Escribo el día antes de las elecciones. El resultado parece incierto y que no contribuirá precisamente a despejar el panorama político. Pero precisamente hoy revindico que la espera ha de convertirse en esperanza. Y no hablo de una esperanza grandilocuente, sino de una esperanza doméstica, como de andar por casa; hablo de una esperanza urgente y necesaria como el pan de cada día o el aire que respiramos. Quiero decir, no sé si me explico, una esperanza al alcance de todos, pero especialmente al alcance de los abatidos, desilusionados, desheredados, empobrecidos y desesperanzados.

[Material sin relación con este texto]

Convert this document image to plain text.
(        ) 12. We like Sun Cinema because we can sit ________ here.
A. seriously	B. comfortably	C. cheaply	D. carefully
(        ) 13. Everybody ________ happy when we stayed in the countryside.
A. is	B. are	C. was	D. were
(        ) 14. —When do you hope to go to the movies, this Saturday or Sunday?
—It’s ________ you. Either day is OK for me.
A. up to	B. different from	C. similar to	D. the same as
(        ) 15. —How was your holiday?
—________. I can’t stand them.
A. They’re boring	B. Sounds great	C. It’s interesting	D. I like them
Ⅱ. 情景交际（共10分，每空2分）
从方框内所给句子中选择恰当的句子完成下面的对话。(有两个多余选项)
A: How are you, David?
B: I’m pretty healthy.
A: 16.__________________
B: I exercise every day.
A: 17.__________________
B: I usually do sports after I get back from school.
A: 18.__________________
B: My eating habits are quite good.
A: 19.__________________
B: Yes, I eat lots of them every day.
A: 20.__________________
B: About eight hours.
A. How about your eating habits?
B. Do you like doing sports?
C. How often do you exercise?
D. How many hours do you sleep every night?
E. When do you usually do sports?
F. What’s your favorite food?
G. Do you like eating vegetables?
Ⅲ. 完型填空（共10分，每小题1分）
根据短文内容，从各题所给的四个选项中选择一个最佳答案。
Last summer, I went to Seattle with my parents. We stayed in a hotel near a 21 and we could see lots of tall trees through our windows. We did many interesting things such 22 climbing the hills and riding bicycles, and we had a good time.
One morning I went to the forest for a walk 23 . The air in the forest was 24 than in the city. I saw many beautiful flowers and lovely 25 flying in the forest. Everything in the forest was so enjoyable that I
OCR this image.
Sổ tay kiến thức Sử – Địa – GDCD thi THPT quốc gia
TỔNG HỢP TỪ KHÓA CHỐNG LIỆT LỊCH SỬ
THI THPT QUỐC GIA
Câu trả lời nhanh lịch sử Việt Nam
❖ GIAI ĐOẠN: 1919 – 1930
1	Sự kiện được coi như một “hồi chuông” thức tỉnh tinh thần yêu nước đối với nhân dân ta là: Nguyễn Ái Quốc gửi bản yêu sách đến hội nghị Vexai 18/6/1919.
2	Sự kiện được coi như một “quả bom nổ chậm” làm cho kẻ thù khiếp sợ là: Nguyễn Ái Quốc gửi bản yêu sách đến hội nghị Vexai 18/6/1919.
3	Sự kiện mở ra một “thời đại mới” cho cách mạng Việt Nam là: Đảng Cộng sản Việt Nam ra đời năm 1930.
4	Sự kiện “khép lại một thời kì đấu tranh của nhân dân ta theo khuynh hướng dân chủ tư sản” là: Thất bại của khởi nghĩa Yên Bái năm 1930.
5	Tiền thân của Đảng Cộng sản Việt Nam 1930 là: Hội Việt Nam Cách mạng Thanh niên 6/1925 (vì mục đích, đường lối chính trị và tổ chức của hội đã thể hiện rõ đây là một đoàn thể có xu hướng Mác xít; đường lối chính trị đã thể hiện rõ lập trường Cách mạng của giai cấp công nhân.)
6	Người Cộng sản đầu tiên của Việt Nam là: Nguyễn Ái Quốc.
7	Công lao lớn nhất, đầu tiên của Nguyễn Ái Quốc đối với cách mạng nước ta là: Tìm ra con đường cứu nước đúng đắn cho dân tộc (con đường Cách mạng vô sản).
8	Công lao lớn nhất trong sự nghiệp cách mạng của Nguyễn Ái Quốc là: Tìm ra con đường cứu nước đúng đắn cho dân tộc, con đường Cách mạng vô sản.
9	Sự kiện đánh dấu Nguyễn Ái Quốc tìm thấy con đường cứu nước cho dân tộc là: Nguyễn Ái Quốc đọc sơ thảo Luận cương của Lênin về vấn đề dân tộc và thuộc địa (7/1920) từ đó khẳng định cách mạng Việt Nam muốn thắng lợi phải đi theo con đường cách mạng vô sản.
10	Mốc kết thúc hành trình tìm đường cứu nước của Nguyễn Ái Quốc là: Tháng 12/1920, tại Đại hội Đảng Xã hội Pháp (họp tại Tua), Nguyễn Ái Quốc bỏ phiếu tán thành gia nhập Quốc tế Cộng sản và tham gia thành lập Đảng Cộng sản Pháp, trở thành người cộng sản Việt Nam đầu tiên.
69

Revindico el derecho a soñar y a creer firmemente que se harán realidad los sueños. Tener un trabajo digno, una vivienda digna, una sanidad digna, una educación digna, una pensión digna… Y por añadidura unas vacaciones dignas, y la posibilidad de ir al cine y al teatro y a la opera; poder comprar un libro y poder tomarte algo con los amigos. Hablo de esa esperanza necesaria y urgente, sobre todo para los 8,5 millones de personas que hay en España en exclusión social (el 18,4% de la población) según el ‘VIII Informe FOESA’, presentado por Cáritas en el mes de junio.
Y hablo de esperanza por y desde la fe en el Evangelio de Jesucristo y desde sus inevitables y necesarias consecuencias políticas (política = proceso de tomar decisiones que se aplican y conciernen a la vida y convivencia de todos los ciudadanos). Porque en el Evangelio de Jesucristo fundamento mi esperanza y mi convicción de que otro mundo es posible (¡y necesario!), que es posible otra forma de convivir más fraterna, más solidaria, más auténtica, más pacífica, más verdadera.
Lo contrario es caer un espiritualismo desencarnado y alienante. “Como muy bien sabéis, los que gobiernan las naciones las someten a su dominio, y los poderosos las rigen despóticamente. Pero entre vosotros no debe ser así. Antes bien, si alguno quiera ser grande, que se ponga al servicio de los demás; y si alguno quiere ser el primero, que se haga servidor de todos” (Mt 20, 25-28). No puede ni deber ser así dentro de la comunidad eclesial, pero tampoco puede ni deber ser así en la comunidad social y política que todos formamos.
No sé lo que habrá acontecido el día 10 de noviembre cuando hoy lees esto, pero por una vez me gustaría que no hayan perdido esos hombre y mujeres, niños y ancianos a los que hace referencia el informe de Cáritas.